Жуков, замкнутый и сосредоточенный, водил пальцем по карте, проводя линии, которые никто не смел оспорить. Он был из тех людей, кто не терпел полумер, кто видел войну не в парадах, а в окопах, и его усталое лицо с обветренной кожей выдавало ночи, проведённые над донесениями, которые он не мог ни подтвердить, ни опровергнуть. Василевский сидел рядом, поправляя очки, и в этом жесте было что-то почти нервное, как у студента перед экзаменом. Он знал, что Жуков прав, но он также знал, что правда в данном случае может стоить карьеры.
- Данные разведки, которые мы имеем, - а мы имеем их больше, чем официально признаём, - указывают на то, что у границы сосредоточено около ста пятидесяти дивизий. Это не учения. Это не демонстрация силы. «Это плацдарм», - сказал Жуков, и голос его звучал негромко, но с такой силой, что все невольно подались вперёд. - Если мы не приведём войска в боевую готовность, мы встретим врага в казармах. А это, как вы знаете, хуже любой провокации.
Василевский вздохнул, провёл ладонью по лицу, стирая невидимую усталость, и сказал тихо:
- Георгий Константинович, вы предлагаете поднять войска по тревоге? Это же будет означать, что мы признаём неизбежность войны. А товарищ Сталин считает…
- Я знаю, что считает товарищ Сталин, - перебил Жуков, и в голосе его прорвалась та горечь, которую он обычно прятал за маской военной выдержки, - но я не могу командовать армией, глядя на часы, когда немцы смотрят на карту.
Он замолчал и посмотрел на потолок, где тусклая лампа отбрасывала тени, напоминающие очертания самолётов. Он вспомнил Францию, которую видел в учебниках, и Польшу, которая была ещё свежа в отчётах. Он знал, как работает блицкриг, и он знал, что против него есть только одно средство - глубина обороны, пространство, которое немцы недооценивают. Но он также знал, что для этого нужно время, а время было тем ресурсом, которого у них не было.
- Я не говорю, что мы должны нападать первыми, - продолжал он, понизив голос до шёпота, который был слышен только соседям, - но мы должны быть готовы к тому, что они нападут. И мы должны иметь план не только обороны, но и контрудара. Если они пойдут на Москву, мы встретим их не на границе, а там, где у нас будет преимущество. Но для этого нужно, чтобы дивизии стояли не в казармах, а в поле.

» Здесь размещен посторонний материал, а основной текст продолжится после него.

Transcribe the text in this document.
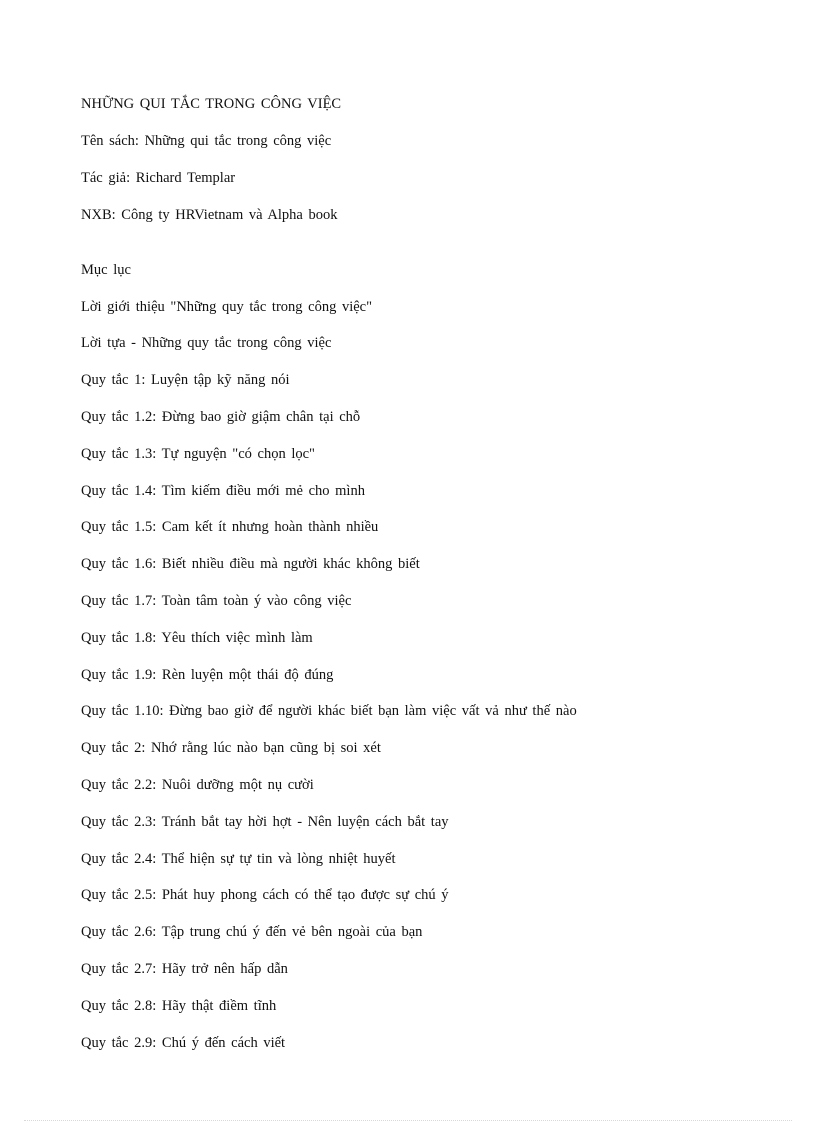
NHỮNG QUI TẮC TRONG CÔNG VIỆC
Tên sách: Những qui tắc trong công việc
Tác giả: Richard Templar
NXB: Công ty HRVietnam và Alpha book
Mục lục
Lời giới thiệu "Những quy tắc trong công việc"
Lời tựa - Những quy tắc trong công việc
Quy tắc 1: Luyện tập kỹ năng nói
Quy tắc 1.2: Đừng bao giờ giậm chân tại chỗ
Quy tắc 1.3: Tự nguyện "có chọn lọc"
Quy tắc 1.4: Tìm kiếm điều mới mẻ cho mình
Quy tắc 1.5: Cam kết ít nhưng hoàn thành nhiều
Quy tắc 1.6: Biết nhiều điều mà người khác không biết
Quy tắc 1.7: Toàn tâm toàn ý vào công việc
Quy tắc 1.8: Yêu thích việc mình làm
Quy tắc 1.9: Rèn luyện một thái độ đúng
Quy tắc 1.10: Đừng bao giờ để người khác biết bạn làm việc vất vả như thế nào
Quy tắc 2: Nhớ rằng lúc nào bạn cũng bị soi xét
Quy tắc 2.2: Nuôi dưỡng một nụ cười
Quy tắc 2.3: Tránh bắt tay hời hợt - Nên luyện cách bắt tay
Quy tắc 2.4: Thể hiện sự tự tin và lòng nhiệt huyết
Quy tắc 2.5: Phát huy phong cách có thể tạo được sự chú ý
Quy tắc 2.6: Tập trung chú ý đến vẻ bên ngoài của bạn
Quy tắc 2.7: Hãy trở nên hấp dẫn
Quy tắc 2.8: Hãy thật điềm tĩnh
Quy tắc 2.9: Chú ý đến cách viết
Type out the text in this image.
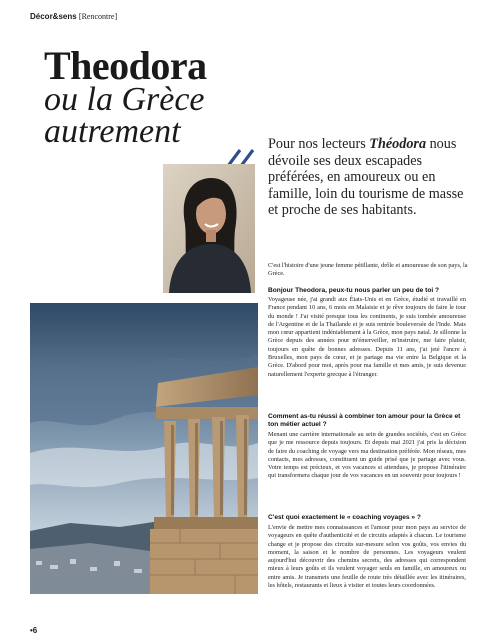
Décor&sens [Rencontre]
Theodora
ou la Grèce
autrement	Pour nos lecteurs Théodora nous dévoile ses deux escapades préférées, en amoureux ou en famille, loin du tourisme de masse et proche de ses habitants.
C'est l'histoire d'une jeune femme pétillante, drôle et amoureuse de son pays, la Grèce.
Bonjour Theodora, peux-tu nous parler un peu de toi ?
Voyageuse née, j'ai grandi aux États-Unis et en Grèce, étudié et travaillé en France pendant 10 ans, 6 mois en Malaisie et je rêve toujours de faire le tour du monde ! J'ai visité presque tous les continents, je suis tombée amoureuse de l'Argentine et de la Thaïlande et je suis rentrée bouleversée de l'Inde. Mais mon cœur appartient indéniablement à la Grèce, mon pays natal. Je sillonne la Grèce depuis des années pour m'émerveiller, m'instruire, me faire plaisir, toujours en quête de bonnes adresses. Depuis 11 ans, j'ai jeté l'ancre à Bruxelles, mon pays de cœur, et je partage ma vie entre la Belgique et la Grèce. D'abord pour moi, après pour ma famille et mes amis, je suis devenue naturellement l'experte grecque à l'étranger.
Comment as-tu réussi à combiner ton amour pour la Grèce et ton métier actuel ?
Menant une carrière internationale au sein de grandes sociétés, c'est en Grèce que je me ressource depuis toujours. Et depuis mai 2021 j'ai pris la décision de faire du coaching de voyage vers ma destination préférée. Mon réseau, mes contacts, mes adresses, constituent un guide prisé que je partage avec vous. Votre temps est précieux, et vos vacances si attendues, je propose l'itinéraire qui transformera chaque jour de vos vacances en un souvenir pour toujours !
C'est quoi exactement le « coaching voyages » ?
L'envie de mettre mes connaissances et l'amour pour mon pays au service de voyageurs en quête d'authenticité et de circuits adaptés à chacun. Le tourisme change et je propose des circuits sur-mesure selon vos goûts, vos envies du moment, la saison et le nombre de personnes. Les voyageurs veulent aujourd'hui découvrir des chemins secrets, des adresses qui correspondent mieux à leurs goûts et ils veulent voyager seuls en famille, en amoureux ou entre amis. Je transmets une feuille de route très détaillée avec les itinéraires, les hôtels, restaurants et lieux à visiter et toutes leurs coordonnées.
•6
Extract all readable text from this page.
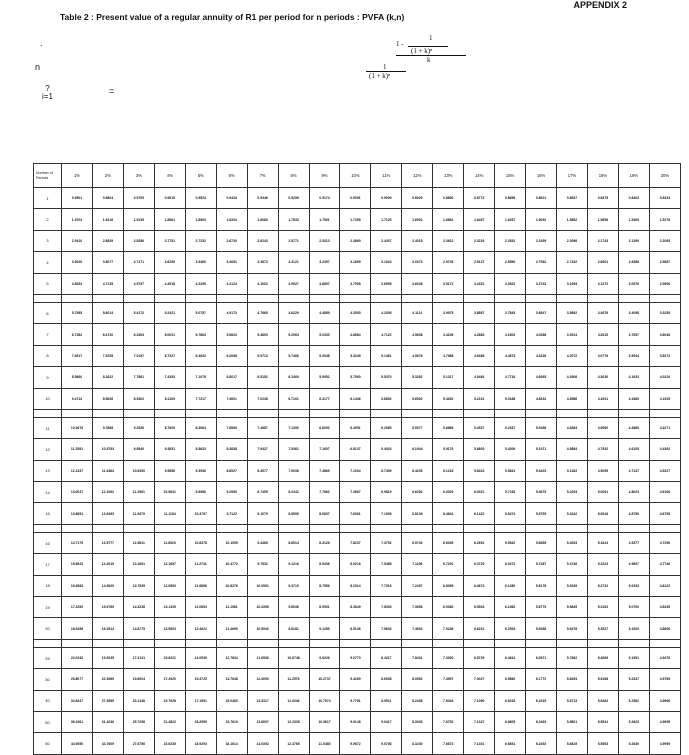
APPENDIX 2
Table 2 : Present value of a regular annuity of R1 per period for n periods : PVFA (k,n)
1
1 -
(1 + k)ⁿ
k
1
(1 + k)ⁿ
.
n
=
?
i=1
Number of Periods	1%	2%	3%	4%	5%	6%	7%	8%	9%	10%	11%	12%	13%	14%	15%	16%	17%	18%	19%	20%
1	0.9901	0.9804	0.9709	0.9615	0.9524	0.9434	0.9346	0.9259	0.9174	0.9091	0.9009	0.8929	0.8850	0.8772	0.8696	0.8621	0.8547	0.8475	0.8403	0.8333
2	1.9704	1.9416	1.9135	1.8861	1.8594	1.8334	1.8080	1.7833	1.7591	1.7355	1.7125	1.6901	1.6681	1.6467	1.6257	1.6052	1.5852	1.5656	1.5465	1.5278
3	2.9410	2.8839	2.8286	2.7751	2.7232	2.6730	2.6243	2.5771	2.5313	2.4869	2.4437	2.4018	2.3612	2.3216	2.2832	2.2459	2.2096	2.1743	2.1399	2.1065
4	3.9020	3.8077	3.7171	3.6299	3.5460	3.4651	3.3872	3.3121	3.2397	3.1699	3.1024	3.0373	2.9745	2.9137	2.8550	2.7982	2.7432	2.6901	2.6386	2.5887
5	4.8534	4.7135	4.5797	4.4518	4.3295	4.2124	4.1002	3.9927	3.8897	3.7908	3.6959	3.6048	3.5172	3.4331	3.3522	3.2743	3.1993	3.1272	3.0576	2.9906

6	5.7955	5.6014	5.4172	5.2421	5.0757	4.9173	4.7665	4.6229	4.4859	4.3553	4.2305	4.1114	3.9975	3.8887	3.7845	3.6847	3.5892	3.4976	3.4098	3.3255
7	6.7282	6.4720	6.2303	6.0021	5.7864	5.5824	5.3893	5.2064	5.0330	4.8684	4.7122	4.5638	4.4226	4.2883	4.1604	4.0386	3.9224	3.8115	3.7057	3.6046
8	7.6517	7.3255	7.0197	6.7327	6.4632	6.2098	5.9713	5.7466	5.5348	5.3349	5.1461	4.9676	4.7988	4.6389	4.4873	4.3436	4.2072	4.0776	3.9544	3.8372
9	8.5660	8.1622	7.7861	7.4353	7.1078	6.8017	6.5152	6.2469	5.9952	5.7590	5.5370	5.3282	5.1317	4.9464	4.7716	4.6065	4.4506	4.3030	4.1633	4.0310
10	9.4713	8.9826	8.5302	8.1109	7.7217	7.3601	7.0236	6.7101	6.4177	6.1446	5.8892	5.6502	5.4262	5.2161	5.0188	4.8332	4.6586	4.4941	4.3389	4.1925

11	10.3676	9.7868	9.2526	8.7605	8.3064	7.8869	7.4987	7.1390	6.8052	6.4951	6.2065	5.9377	5.6869	5.4527	5.2337	5.0286	4.8364	4.6560	4.4865	4.3271
12	11.2551	10.5753	9.9540	9.3851	8.8633	8.3838	7.9427	7.5361	7.1607	6.8137	6.4924	6.1944	5.9176	5.6603	5.4206	5.1971	4.9884	4.7932	4.6105	4.4392
13	12.1337	11.3484	10.6350	9.9856	9.3936	8.8527	8.3577	7.9038	7.4869	7.1034	6.7499	6.4235	6.1218	5.8424	5.5831	5.3423	5.1183	4.9095	4.7147	4.5327
14	13.0037	12.1062	11.2961	10.5631	9.8986	9.2950	8.7455	8.2442	7.7862	7.3667	6.9819	6.6282	6.3025	6.0021	5.7245	5.4675	5.2293	5.0081	4.8023	4.6106
15	13.8651	12.8493	11.9379	11.1184	10.3797	9.7122	9.1079	8.5595	8.0607	7.6061	7.1909	6.8109	6.4624	6.1422	5.8474	5.5755	5.3242	5.0916	4.8759	4.6755

16	14.7179	13.5777	12.5611	11.6523	10.8378	10.1059	9.4466	8.8514	8.3126	7.8237	7.3792	6.9740	6.6039	6.2651	5.9542	5.6685	5.4053	5.1624	4.9377	4.7296
17	15.5623	14.2919	13.1661	12.1657	11.2741	10.4773	9.7632	9.1216	8.5436	8.0216	7.5488	7.1196	6.7291	6.3729	6.0472	5.7487	5.4746	5.2223	4.9897	4.7746
18	16.3983	14.9920	13.7535	12.6593	11.6896	10.8276	10.0591	9.3719	8.7556	8.2014	7.7016	7.2497	6.8399	6.4674	6.1280	5.8178	5.5339	5.2732	5.0333	4.8122
19	17.2260	15.6785	14.3238	13.1339	12.0853	11.1581	10.3356	9.6036	8.9501	8.3649	7.8393	7.3658	6.9380	6.5504	6.1982	5.8775	5.5845	5.3162	5.0700	4.8435
20	18.0456	16.3514	14.8775	13.5903	12.4622	11.4699	10.5940	9.8181	9.1285	8.5136	7.9633	7.4694	7.0248	6.6231	6.2593	5.9288	5.6278	5.3527	5.1009	4.8696

25	22.0232	19.5235	17.4131	15.6221	14.0939	12.7834	11.6536	10.6748	9.8226	9.0770	8.4217	7.8431	7.3300	6.8729	6.4641	6.0971	5.7662	5.4669	5.1951	4.9476
30	25.8077	22.3965	19.6004	17.2920	15.3725	13.7648	12.4090	11.2578	10.2737	9.4269	8.6938	8.0552	7.4957	7.0027	6.5660	6.1772	5.8294	5.5168	5.2347	4.9789
40	32.8347	27.3555	23.1148	19.7928	17.1591	15.0463	13.3317	11.9246	10.7574	9.7791	8.9511	8.2438	7.6344	7.1050	6.6418	6.2335	5.8713	5.5482	5.2582	4.9966
50	39.1961	31.4236	25.7298	21.4822	18.2559	15.7619	13.8007	12.2335	10.9617	9.9148	9.0417	8.3045	7.6752	7.1327	6.6605	6.2463	5.8801	5.5541	5.2623	4.9995
60	44.9550	34.7609	27.6756	22.6235	18.9293	16.1614	14.0392	12.3766	11.0480	9.9672	9.0736	8.3240	7.6873	7.1401	6.6651	6.2492	5.8819	5.5553	5.2630	4.9999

В комнате повисла та особенная тишина, которая возникает, когда все слышат правду, но никто не хочет произносить её вслух. Генералы переглядывались, и их взгляды были красноречивее слов. Кто-то кивнул, кто-то опустил глаза, кто-то провёл рукой по лицу, стирая невидимую усталость. Василевский вздохнул и сказал тихо:
- Я подготовлю докладную. Но вы знаете, что с ней сделают.
- Я знаю, - ответил Жуков, и в его голосе не было ни гнева, ни отчаяния, а только та спокойная уверенность, которая приходит, когда все пути отрезаны и остаётся только один - идти вперёд, даже если никто не скажет тебе спасибо.